I forget who spoke first, but I remember what was said -- a single word, whispered:
"Listen!"
That moment on the lake's frozen shore was like an aural trip in time, back to an era before humans left their indelible mark on the landscape. And it's an experience that the National Park Service wants more of us to have. To that end, the Park Service made a highly-detailed map last year of what the United States would sound like if you were to remove all traces of human activity from the picture. Here's what that looks like:
This map, along with the Park Service's map of the human soundscape that came before it, is the product of a massive project involving 1.5 million hours of audio recordings taken at 479 locations in the United States.
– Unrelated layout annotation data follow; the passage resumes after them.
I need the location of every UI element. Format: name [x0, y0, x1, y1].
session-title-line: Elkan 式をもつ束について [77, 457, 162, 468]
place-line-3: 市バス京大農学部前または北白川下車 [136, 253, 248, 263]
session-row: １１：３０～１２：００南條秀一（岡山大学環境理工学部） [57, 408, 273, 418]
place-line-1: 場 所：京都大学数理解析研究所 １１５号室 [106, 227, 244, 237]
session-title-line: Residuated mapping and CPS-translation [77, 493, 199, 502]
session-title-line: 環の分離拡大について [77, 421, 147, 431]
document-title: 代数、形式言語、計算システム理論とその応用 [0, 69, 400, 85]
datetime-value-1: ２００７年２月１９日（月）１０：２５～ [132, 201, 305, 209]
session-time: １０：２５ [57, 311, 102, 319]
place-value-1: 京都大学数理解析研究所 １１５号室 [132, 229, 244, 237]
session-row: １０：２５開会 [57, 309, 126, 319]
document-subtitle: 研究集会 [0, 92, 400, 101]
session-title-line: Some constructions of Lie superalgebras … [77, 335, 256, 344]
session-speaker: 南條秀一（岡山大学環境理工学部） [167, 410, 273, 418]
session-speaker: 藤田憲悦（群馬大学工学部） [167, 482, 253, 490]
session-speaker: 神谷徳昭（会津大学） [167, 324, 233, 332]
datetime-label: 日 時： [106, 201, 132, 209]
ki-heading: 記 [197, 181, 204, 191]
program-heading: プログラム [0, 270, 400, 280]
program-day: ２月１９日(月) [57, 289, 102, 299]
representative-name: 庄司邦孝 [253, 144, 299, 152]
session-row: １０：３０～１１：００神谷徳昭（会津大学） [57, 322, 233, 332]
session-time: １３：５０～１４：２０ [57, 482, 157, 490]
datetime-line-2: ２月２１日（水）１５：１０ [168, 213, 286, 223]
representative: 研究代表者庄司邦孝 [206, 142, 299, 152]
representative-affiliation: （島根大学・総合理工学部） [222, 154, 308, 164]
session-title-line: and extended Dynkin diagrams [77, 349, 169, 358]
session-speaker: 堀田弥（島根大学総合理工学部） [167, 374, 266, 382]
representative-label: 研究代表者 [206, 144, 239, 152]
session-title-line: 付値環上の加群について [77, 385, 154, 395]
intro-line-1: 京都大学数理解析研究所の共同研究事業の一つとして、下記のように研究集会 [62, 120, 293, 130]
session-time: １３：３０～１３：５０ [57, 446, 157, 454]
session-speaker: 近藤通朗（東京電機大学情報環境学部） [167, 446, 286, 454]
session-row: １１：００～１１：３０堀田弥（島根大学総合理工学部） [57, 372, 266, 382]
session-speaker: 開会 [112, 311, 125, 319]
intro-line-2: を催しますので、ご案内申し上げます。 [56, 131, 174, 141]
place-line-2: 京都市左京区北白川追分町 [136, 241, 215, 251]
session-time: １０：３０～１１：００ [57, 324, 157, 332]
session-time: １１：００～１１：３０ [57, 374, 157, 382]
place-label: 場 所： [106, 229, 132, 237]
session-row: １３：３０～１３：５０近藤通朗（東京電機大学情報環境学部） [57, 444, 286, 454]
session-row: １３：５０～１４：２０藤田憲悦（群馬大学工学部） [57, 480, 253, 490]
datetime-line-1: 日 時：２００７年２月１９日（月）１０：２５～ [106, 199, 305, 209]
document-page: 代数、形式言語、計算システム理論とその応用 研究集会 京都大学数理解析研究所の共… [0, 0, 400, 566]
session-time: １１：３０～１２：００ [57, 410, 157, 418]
Those recordings were fed into sophisticated computer models able to produce estimates of the aural landscape throughout the U.S. with a frankly amazing level of detail and accuracy.
To arrive at estimates of what the world would sound like without people, "a natural scenario was synthesized by systematically minimizing human factors, leaving only physiographical sources of sound like wind, flowing water, precipitation, animals, and geological events," according to the National Park Service.
As you can see in the map above, the most naturally quiet areas occur in the arid regions of the west. The noisiest regions tend to be along the coasts and waterways, particularly the Everglades in southern Florida and the lower reaches of the Mississippi River.
In short, where there's water, there's noise. This is partly because water itself is noisy -- think the pattering of raindrops, the burbling of creeks and the crashing of waves. But where there's water there's life, and life is pretty noisy too. "The trend is higher sound levels in wetter areas with more vegetation," the National Park Service writes. "This is due to the sounds of wind blowing through vegetation, flowing water, and more animals (especially birds and frogs) vocalizing in more fertile locations."
The map also shows the impressive range of the natural soundscape, running from an average of fewer than 20 decibels in the high desert regions to 40 or so natural decibels in the wetter, more biologically raucous reaches of the country. An increase of 10 decibels is equivalent to a tenfold difference in the power of the soundwaves producing the sound. So a change from 20 to 40 decibels is equal to a one hundred-fold difference in the magnitude of sound typically experienced in the nation's most naturally quiet and noisy areas.
I'm not sure what decibel level we were experiencing that day on Lake Itasca. Absolute silence is basically unheard of in the natural world, and after a few minutes of acclimation we began to appreciate the existence of a whole new soundscape of subtle noises and cadences usually buried under the regular sounds of daily life -- a leaf skitting across the ice, a whisper of wind across a tree's uppermost reaches, a grumble of ice settling in on the lake.
Before long however another car came trundling down the road, driving out the stillness ahead of it.